Cancel_Literatura_NarrativaEs riesgoso exponer datos, nombres y productos de lo inmediato. El tiempo se encarga de ir borrando muchos de estos expositores porque abandonan la producción, se dedican a otras disciplinas, destruyen las obras al renegar de ellas y se olvidan. Con el tiempo también desaparecen las obras en tablilleros de bibliotecas públicas y privadas, engavetadas y archivadas por la desidia, el prejuicio, la mala fe y la ignorancia. Por eso, cuando no existen obras que articulan la producción actual, la mayoría de estos nombres recientes se vuelven crasa información de volúmenes que sólo conocen  los estudiosos y los curiosos de la historia literaria. El texto intenta romper con aquellos patrones.

Cancel tiene argumentos válidos para ganar nuestra atención, también cuenta con un bagaje cultural que le da autoridad para opinar sobre las obras y su posición en el espacio de las letras. Demuestra que ha buscado con interés, que ha vivido experiencias enriquecedoras, tanto con las obras, como observador, y como crítico y conocedor de los intereses de los autores. También ha reflexionado sobre los procesos históricos en que se han producido las obras.

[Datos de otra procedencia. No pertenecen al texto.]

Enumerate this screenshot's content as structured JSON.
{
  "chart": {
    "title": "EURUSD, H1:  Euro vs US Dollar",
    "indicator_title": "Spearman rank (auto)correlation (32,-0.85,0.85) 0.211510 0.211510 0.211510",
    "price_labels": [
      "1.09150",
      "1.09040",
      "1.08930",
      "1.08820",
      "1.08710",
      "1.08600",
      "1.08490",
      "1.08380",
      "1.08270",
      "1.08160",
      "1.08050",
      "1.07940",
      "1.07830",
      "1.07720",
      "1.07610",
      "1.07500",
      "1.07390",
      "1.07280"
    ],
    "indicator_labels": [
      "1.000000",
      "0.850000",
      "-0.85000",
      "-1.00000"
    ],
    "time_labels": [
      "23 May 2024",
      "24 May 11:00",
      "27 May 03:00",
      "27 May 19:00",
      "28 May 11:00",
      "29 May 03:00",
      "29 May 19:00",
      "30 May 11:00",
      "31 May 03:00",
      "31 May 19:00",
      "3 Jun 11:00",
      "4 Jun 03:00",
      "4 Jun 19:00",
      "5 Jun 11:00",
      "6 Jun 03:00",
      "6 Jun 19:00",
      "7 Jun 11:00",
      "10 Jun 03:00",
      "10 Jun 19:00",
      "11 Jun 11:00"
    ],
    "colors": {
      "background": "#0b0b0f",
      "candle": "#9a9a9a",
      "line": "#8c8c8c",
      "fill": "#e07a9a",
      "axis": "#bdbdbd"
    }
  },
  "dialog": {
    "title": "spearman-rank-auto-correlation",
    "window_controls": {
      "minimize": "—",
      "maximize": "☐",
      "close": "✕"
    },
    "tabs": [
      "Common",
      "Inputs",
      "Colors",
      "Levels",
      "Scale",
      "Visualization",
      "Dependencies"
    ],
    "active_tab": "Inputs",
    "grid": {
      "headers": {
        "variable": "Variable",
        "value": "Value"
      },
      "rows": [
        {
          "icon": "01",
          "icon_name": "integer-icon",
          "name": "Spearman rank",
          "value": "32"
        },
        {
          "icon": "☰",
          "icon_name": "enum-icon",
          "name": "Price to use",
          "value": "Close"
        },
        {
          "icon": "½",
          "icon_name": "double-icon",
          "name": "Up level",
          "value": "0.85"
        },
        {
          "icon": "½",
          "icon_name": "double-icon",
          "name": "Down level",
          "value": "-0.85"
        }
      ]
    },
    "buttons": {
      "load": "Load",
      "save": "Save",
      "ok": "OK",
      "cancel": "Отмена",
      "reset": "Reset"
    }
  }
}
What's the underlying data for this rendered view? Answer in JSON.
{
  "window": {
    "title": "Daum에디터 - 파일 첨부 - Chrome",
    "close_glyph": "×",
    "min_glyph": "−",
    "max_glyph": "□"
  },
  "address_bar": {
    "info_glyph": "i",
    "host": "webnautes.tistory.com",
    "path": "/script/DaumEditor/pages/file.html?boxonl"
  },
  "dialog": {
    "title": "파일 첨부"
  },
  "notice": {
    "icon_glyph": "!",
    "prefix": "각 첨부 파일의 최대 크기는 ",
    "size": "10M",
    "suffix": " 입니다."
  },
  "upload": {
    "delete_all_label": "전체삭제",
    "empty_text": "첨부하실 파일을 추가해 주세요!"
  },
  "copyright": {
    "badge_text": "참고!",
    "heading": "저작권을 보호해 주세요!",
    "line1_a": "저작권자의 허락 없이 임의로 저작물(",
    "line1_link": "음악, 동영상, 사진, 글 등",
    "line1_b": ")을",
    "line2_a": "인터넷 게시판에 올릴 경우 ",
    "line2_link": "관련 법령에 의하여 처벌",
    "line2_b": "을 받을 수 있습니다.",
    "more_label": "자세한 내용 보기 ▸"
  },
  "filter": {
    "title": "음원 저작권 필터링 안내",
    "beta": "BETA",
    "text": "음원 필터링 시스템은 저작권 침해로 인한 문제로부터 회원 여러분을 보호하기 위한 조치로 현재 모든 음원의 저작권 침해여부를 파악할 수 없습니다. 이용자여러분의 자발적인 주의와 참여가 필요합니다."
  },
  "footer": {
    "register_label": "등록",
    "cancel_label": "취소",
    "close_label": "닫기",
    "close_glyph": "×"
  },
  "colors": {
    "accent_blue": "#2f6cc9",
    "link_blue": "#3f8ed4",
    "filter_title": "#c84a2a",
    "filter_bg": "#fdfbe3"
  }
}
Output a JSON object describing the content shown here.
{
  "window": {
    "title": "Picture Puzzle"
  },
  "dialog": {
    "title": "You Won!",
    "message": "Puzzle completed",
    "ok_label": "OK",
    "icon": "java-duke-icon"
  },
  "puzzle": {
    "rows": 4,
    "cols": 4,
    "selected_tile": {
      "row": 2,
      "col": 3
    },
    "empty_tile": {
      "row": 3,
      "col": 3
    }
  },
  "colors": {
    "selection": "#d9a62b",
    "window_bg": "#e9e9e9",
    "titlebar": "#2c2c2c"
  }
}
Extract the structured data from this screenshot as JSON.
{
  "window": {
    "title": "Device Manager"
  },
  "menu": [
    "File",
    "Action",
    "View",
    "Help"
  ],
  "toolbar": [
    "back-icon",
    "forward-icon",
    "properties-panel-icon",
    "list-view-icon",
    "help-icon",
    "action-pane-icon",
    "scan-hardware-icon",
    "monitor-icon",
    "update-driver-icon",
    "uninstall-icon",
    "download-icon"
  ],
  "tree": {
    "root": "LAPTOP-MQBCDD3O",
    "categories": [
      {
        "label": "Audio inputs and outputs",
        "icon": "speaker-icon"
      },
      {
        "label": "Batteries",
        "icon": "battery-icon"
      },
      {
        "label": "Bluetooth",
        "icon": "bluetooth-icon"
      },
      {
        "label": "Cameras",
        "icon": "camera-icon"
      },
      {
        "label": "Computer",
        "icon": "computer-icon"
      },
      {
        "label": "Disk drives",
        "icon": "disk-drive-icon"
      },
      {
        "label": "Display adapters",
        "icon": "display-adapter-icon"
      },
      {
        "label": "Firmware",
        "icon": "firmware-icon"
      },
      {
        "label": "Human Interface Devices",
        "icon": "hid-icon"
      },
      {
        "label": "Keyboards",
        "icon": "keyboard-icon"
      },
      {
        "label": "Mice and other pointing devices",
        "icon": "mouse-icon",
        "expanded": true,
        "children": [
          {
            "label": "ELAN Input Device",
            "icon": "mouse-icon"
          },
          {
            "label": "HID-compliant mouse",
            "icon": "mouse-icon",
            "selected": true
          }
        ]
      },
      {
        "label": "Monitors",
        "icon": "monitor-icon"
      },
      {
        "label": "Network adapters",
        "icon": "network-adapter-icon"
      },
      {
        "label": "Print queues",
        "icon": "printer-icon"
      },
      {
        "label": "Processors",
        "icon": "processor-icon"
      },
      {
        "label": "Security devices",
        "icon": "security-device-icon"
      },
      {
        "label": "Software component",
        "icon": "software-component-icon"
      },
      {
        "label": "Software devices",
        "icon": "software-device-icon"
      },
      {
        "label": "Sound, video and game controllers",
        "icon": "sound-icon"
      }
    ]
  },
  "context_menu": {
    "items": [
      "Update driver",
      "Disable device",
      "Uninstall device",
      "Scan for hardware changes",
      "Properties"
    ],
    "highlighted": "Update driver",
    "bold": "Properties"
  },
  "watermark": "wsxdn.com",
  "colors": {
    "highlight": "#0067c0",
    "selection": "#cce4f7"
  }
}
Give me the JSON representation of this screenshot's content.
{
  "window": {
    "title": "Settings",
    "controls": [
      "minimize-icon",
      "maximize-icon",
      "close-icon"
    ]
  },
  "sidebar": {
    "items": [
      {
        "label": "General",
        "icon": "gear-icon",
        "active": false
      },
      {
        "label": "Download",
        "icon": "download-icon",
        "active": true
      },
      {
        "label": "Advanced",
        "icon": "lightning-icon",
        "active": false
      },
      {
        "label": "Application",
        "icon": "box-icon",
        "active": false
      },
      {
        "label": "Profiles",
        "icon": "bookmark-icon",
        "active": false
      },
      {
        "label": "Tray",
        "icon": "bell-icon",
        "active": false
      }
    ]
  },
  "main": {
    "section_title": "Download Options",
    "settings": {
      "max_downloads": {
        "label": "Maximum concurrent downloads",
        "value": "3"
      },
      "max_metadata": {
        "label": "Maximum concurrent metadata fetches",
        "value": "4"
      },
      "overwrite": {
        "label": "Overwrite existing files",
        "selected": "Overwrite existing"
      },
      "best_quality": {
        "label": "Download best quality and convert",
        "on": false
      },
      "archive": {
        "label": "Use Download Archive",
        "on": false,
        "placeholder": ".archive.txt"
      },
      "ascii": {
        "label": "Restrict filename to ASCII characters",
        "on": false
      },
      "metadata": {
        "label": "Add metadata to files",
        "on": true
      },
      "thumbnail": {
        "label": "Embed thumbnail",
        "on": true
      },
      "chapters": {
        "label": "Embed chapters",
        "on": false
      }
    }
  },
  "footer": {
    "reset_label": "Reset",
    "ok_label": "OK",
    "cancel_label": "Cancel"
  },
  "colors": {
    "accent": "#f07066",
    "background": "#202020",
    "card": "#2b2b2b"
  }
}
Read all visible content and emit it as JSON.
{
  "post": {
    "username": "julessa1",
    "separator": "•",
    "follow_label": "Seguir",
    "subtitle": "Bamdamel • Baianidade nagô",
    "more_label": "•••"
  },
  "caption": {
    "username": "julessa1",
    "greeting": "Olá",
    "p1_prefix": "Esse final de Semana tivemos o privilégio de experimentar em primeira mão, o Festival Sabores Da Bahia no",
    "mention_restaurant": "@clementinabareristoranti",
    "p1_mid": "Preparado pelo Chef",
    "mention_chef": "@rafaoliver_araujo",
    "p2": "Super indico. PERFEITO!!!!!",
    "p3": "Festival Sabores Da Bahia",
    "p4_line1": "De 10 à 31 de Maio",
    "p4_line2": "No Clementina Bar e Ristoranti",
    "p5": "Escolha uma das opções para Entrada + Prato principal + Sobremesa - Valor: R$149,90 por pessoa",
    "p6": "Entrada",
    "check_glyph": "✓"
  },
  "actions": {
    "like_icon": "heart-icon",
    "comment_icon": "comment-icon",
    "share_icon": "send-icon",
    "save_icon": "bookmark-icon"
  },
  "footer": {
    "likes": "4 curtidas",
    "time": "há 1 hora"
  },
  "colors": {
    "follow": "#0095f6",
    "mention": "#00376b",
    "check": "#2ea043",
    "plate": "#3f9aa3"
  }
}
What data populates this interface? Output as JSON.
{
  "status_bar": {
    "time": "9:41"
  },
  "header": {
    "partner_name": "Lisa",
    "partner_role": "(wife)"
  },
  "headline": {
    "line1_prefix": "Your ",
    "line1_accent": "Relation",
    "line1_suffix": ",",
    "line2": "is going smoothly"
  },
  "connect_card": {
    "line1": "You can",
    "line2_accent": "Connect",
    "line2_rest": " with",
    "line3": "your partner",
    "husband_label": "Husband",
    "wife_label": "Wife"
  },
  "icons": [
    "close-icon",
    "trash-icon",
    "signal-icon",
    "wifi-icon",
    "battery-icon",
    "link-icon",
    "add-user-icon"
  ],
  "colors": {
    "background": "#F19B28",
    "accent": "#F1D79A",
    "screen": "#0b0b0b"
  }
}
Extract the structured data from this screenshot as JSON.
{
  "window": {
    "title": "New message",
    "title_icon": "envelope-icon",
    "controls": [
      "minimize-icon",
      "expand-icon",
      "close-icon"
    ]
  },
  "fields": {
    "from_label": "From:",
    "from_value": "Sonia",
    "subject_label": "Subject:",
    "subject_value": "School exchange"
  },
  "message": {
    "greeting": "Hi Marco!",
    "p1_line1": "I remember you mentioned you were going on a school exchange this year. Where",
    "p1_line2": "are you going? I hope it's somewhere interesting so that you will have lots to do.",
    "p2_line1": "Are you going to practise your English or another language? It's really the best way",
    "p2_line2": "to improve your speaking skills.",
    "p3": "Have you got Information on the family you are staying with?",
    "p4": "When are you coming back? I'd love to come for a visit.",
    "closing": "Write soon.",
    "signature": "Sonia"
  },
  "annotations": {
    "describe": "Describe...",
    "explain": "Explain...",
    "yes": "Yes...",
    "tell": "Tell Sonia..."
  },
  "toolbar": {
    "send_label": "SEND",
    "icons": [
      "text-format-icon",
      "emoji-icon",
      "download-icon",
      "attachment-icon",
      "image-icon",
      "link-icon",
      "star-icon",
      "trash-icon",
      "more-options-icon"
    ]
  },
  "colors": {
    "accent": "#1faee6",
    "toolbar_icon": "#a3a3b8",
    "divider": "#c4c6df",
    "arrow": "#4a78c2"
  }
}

El volumen comienza con lo que llama “Una aclaración (in)necesaria.” Nos aclara que la universidad no es un foro que propicie la discusión de las obras recientes, por lo tanto entiende que su texto ayuda a rellenar esta vacío, aunque reconoce que la universidad no es el único foro válido con el que se deba contar para este propósito. Su examen, necesita aclarar, no es uno de tipo autoritario, para el cual una ausencia es un juicio de valor. También prefiere abordar obras que no están escritas por las personalidades más discutidas en los medios académicos. Esta preferencia es de gran relevancia porque muchos de los textos con nombres tan inclusivos como Literatura o Narrativa puertorriqueña solamente incluyen dos o tres figuras, las que ya todo el mundo conoce, e ignoran el resto de la producción, la que muchísimas veces merece tan siquiera el reconocimiento del esfuerzo realizado.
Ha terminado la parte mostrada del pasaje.